The gameplay itself is occasionally mixed up with some insubstantial 3D platforming sections, and a few gimmicks later in the game which I shan’t divulge for the sake of spoilers, but if a puzzle game can’t even get its puzzles right then it should go without saying that its throwaway mechanics leave a lot to be desired.

If there are any positives to be found in The Plane Effect, they’re within its presentation as the minimalistic and overly saturated graphics are used to good effect and help convey they unnamed character’s emotions; as indeed the moody soundtrack complements the atmosphere.

Unfortunately, any empathy with the playable character will surely be overshadowed by disappointment and resentment at the game’s under-baked mechanics – and the choice between infuriation and boredom thanks to the binary “hint” system which will either leave you scratching your head, or lead you idly to the next solution.
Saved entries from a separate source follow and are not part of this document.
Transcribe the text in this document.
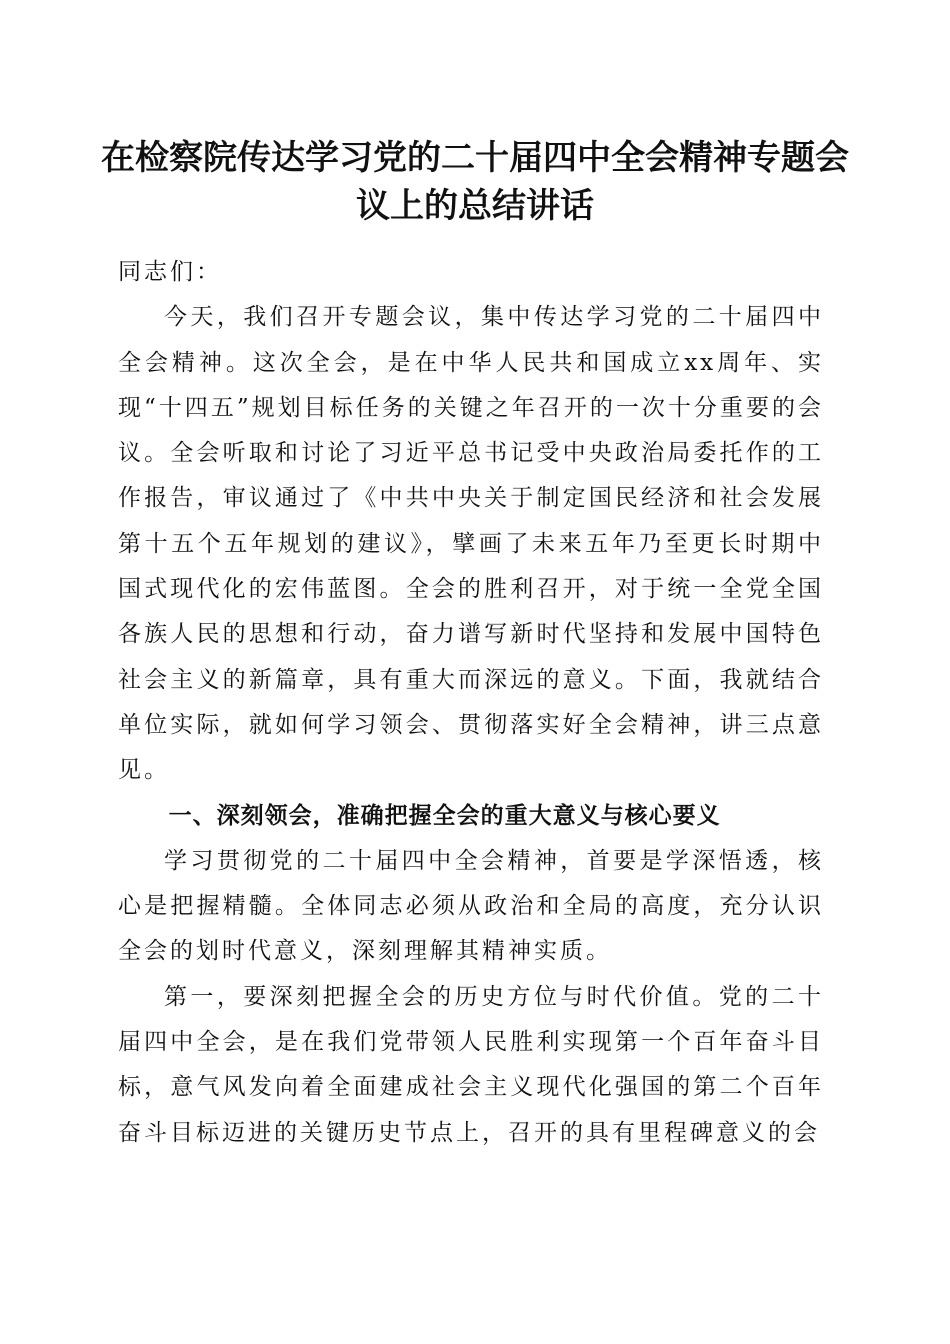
在检察院传达学习党的二十届四中全会精神专题会议上的总结讲话

同志们：

今天，我们召开专题会议，集中传达学习党的二十届四中全会精神。这次全会，是在中华人民共和国成立xx周年、实现“十四五”规划目标任务的关键之年召开的一次十分重要的会议。全会听取和讨论了习近平总书记受中央政治局委托作的工作报告，审议通过了《中共中央关于制定国民经济和社会发展第十五个五年规划的建议》，擘画了未来五年乃至更长时期中国式现代化的宏伟蓝图。全会的胜利召开，对于统一全党全国各族人民的思想和行动，奋力谱写新时代坚持和发展中国特色社会主义的新篇章，具有重大而深远的意义。下面，我就结合单位实际，就如何学习领会、贯彻落实好全会精神，讲三点意见。

一、深刻领会，准确把握全会的重大意义与核心要义

学习贯彻党的二十届四中全会精神，首要是学深悟透，核心是把握精髓。全体同志必须从政治和全局的高度，充分认识全会的划时代意义，深刻理解其精神实质。

第一，要深刻把握全会的历史方位与时代价值。党的二十届四中全会，是在我们党带领人民胜利实现第一个百年奋斗目标，意气风发向着全面建成社会主义现代化强国的第二个百年奋斗目标迈进的关键历史节点上，召开的具有里程碑意义的会
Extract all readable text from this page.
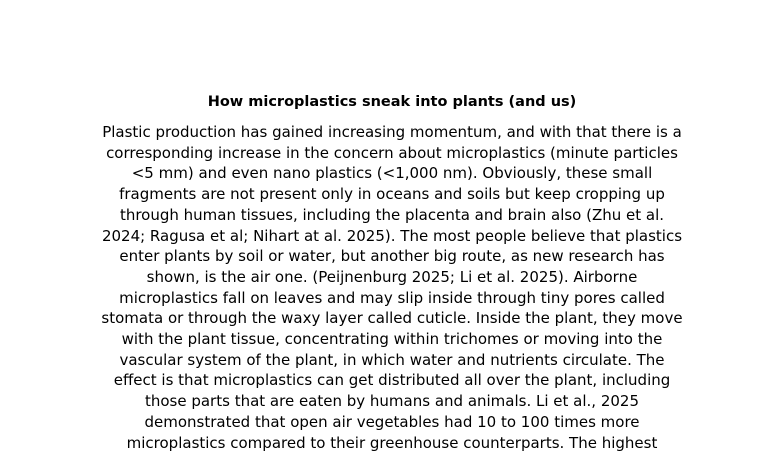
How microplastics sneak into plants (and us)
Plastic production has gained increasing momentum, and with that there is a
corresponding increase in the concern about microplastics (minute particles
<5 mm) and even nano plastics (<1,000 nm). Obviously, these small
fragments are not present only in oceans and soils but keep cropping up
through human tissues, including the placenta and brain also (Zhu et al.
2024; Ragusa et al; Nihart at al. 2025). The most people believe that plastics
enter plants by soil or water, but another big route, as new research has
shown, is the air one. (Peijnenburg 2025; Li et al. 2025). Airborne
microplastics fall on leaves and may slip inside through tiny pores called
stomata or through the waxy layer called cuticle. Inside the plant, they move
with the plant tissue, concentrating within trichomes or moving into the
vascular system of the plant, in which water and nutrients circulate. The
effect is that microplastics can get distributed all over the plant, including
those parts that are eaten by humans and animals. Li et al., 2025
demonstrated that open air vegetables had 10 to 100 times more
microplastics compared to their greenhouse counterparts. The highest
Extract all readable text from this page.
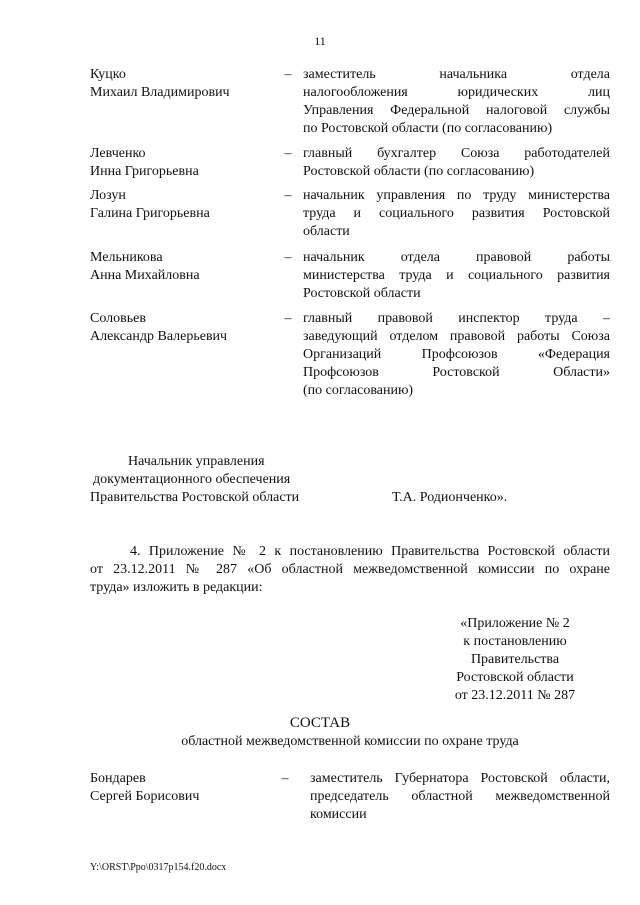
11
Куцко
Михаил Владимирович
– заместитель начальника отдела
налогообложения юридических лиц
Управления Федеральной налоговой службы
по Ростовской области (по согласованию)
Левченко
Инна Григорьевна
– главный бухгалтер Союза работодателей
Ростовской области (по согласованию)
Лозун
Галина Григорьевна
– начальник управления по труду министерства
труда и социального развития Ростовской
области
Мельникова
Анна Михайловна
– начальник отдела правовой работы
министерства труда и социального развития
Ростовской области
Соловьев
Александр Валерьевич
– главный правовой инспектор труда –
заведующий отделом правовой работы Союза
Организаций Профсоюзов «Федерация
Профсоюзов Ростовской Области»
(по согласованию)
Начальник управления
документационного обеспечения
Правительства Ростовской области	Т.А. Родионченко».
4. Приложение № 2 к постановлению Правительства Ростовской области
от 23.12.2011 № 287 «Об областной межведомственной комиссии по охране
труда» изложить в редакции:
«Приложение № 2
к постановлению
Правительства
Ростовской области
от 23.12.2011 № 287
СОСТАВ
областной межведомственной комиссии по охране труда
Бондарев
Сергей Борисович
– заместитель Губернатора Ростовской области,
председатель областной межведомственной
комиссии
Y:\ORST\Ppo\0317p154.f20.docx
As with any game within the walking simulator sub-genre, it’s important for the developer to err the line between interactive experience and pretentious indie “art” piece. Unfortunately, Studio Kiku doesn’t manage to achieve this with The Plane Effect failing to tie its mechanics into any sort of meaningful experience.

If anything, it’s perhaps a conceptual re-imagining of the designer’s daydreams while working in a depressing 9-5 cubicle job. I’m happy that that they’ve escaped this version of their reality and have been able to realise their dream of telling their story, but it’s one that I can’t help but feel would’ve fared better as an animated series for a video streaming platform.

The Plane Effect is now available on PlayStation 5, Xbox Series X|S, Nintendo Switch and PC.

Review code kindly provided by publisher.

Score

2

The Final Word

The Plane Effect tries its best to be interesting but unfortunately fails to provide any entertainment value in what's ultimately a pretentious, self-centred affair. Gaming is supposed to be a form of escapism, yet this one simulates the depressing tedium of a 9-5 cubicle job a little too well.